October 6, 2020
Six hundred ATMs could be sealed and rendered inoperable in the city of Gurugram, India, if banks don't pay pending registration fees to the Municipal Corporation of Gurugram, according to a Hindust Times report.
If any communication infrastructure is installed in any commercial building, the owner needs to pay the local municipal corporation a licensing fee for it or remove the structure altogether, according to India's Communication and Connectivity Infrastructure Policy 2013.
In India, a dish antenna is classified as a communication infrastructure for which banks need to pay the MCG a license fee per ATM. Banks have repeatedly been served notices to pay the fees over the last two months but have yet to respond, according to the report. The fee is Rs 5,000 (US $68) per ATM.
According to city officials, a file in connection with the commencement of sealing operations has been sent to MCG Commissioner Vinay Pratap Singh for approval.

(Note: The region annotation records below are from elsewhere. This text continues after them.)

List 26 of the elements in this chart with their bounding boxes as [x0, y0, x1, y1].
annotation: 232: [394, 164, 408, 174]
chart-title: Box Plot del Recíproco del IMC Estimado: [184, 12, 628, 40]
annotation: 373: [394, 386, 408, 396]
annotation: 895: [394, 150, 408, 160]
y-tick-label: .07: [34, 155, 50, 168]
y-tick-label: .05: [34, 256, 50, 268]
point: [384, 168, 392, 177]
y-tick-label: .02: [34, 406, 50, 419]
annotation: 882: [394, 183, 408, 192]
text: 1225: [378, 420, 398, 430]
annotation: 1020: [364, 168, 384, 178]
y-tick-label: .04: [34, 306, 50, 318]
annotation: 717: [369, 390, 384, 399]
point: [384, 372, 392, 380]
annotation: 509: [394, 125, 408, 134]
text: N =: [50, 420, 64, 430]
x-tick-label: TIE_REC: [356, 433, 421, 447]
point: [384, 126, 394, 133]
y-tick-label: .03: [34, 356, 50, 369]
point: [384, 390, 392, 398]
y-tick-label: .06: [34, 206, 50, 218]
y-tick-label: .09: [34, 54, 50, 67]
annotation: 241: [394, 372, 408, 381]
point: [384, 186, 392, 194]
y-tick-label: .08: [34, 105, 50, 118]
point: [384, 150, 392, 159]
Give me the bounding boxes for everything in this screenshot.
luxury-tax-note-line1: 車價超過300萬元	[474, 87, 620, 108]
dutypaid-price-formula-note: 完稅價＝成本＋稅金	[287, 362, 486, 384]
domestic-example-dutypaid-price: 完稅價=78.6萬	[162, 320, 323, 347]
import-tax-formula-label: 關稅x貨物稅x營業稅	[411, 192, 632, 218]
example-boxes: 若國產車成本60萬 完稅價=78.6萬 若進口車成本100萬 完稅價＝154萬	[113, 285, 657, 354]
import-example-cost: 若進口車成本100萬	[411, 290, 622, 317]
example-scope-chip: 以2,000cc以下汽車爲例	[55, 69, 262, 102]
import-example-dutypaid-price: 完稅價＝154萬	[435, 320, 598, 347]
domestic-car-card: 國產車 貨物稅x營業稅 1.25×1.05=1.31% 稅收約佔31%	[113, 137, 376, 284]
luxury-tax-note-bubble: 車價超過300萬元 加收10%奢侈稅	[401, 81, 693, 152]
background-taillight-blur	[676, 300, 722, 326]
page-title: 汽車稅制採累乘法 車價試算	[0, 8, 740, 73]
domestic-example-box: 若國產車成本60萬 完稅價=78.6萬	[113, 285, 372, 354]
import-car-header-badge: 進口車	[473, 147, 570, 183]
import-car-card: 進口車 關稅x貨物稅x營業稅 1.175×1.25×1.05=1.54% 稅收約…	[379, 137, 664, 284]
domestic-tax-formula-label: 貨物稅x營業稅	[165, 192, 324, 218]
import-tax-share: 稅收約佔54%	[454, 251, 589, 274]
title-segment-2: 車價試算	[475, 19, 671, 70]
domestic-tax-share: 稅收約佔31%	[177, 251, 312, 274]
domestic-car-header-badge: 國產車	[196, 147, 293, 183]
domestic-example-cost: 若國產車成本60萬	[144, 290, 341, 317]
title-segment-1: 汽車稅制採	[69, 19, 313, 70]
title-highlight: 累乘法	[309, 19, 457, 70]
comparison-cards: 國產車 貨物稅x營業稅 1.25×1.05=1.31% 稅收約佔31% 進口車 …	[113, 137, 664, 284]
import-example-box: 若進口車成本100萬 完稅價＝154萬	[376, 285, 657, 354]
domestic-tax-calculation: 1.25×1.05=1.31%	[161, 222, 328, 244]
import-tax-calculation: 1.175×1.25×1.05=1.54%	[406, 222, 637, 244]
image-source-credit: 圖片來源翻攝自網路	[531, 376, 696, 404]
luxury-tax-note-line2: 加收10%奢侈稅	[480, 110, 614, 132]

"A meeting was conducted with MCG officials earlier this year where they had asked us for relevant contact details of all banks in the city for the licensing fee process. They had initially sought the same details from a national telecommunications company that provide dish antennas to all ATMs but hadn't received any response. On July 29, email addresses of all banks concerned in the city were shared with the MCG's planning branch for their perusal," Prahlad Rai Godara, lead district manager for Gurugram told the news outlet.
Godara said there are 537 bank branches in urban areas of the city that fall within MCG's jurisdiction and 1,489 ATMs in the Gurugram district.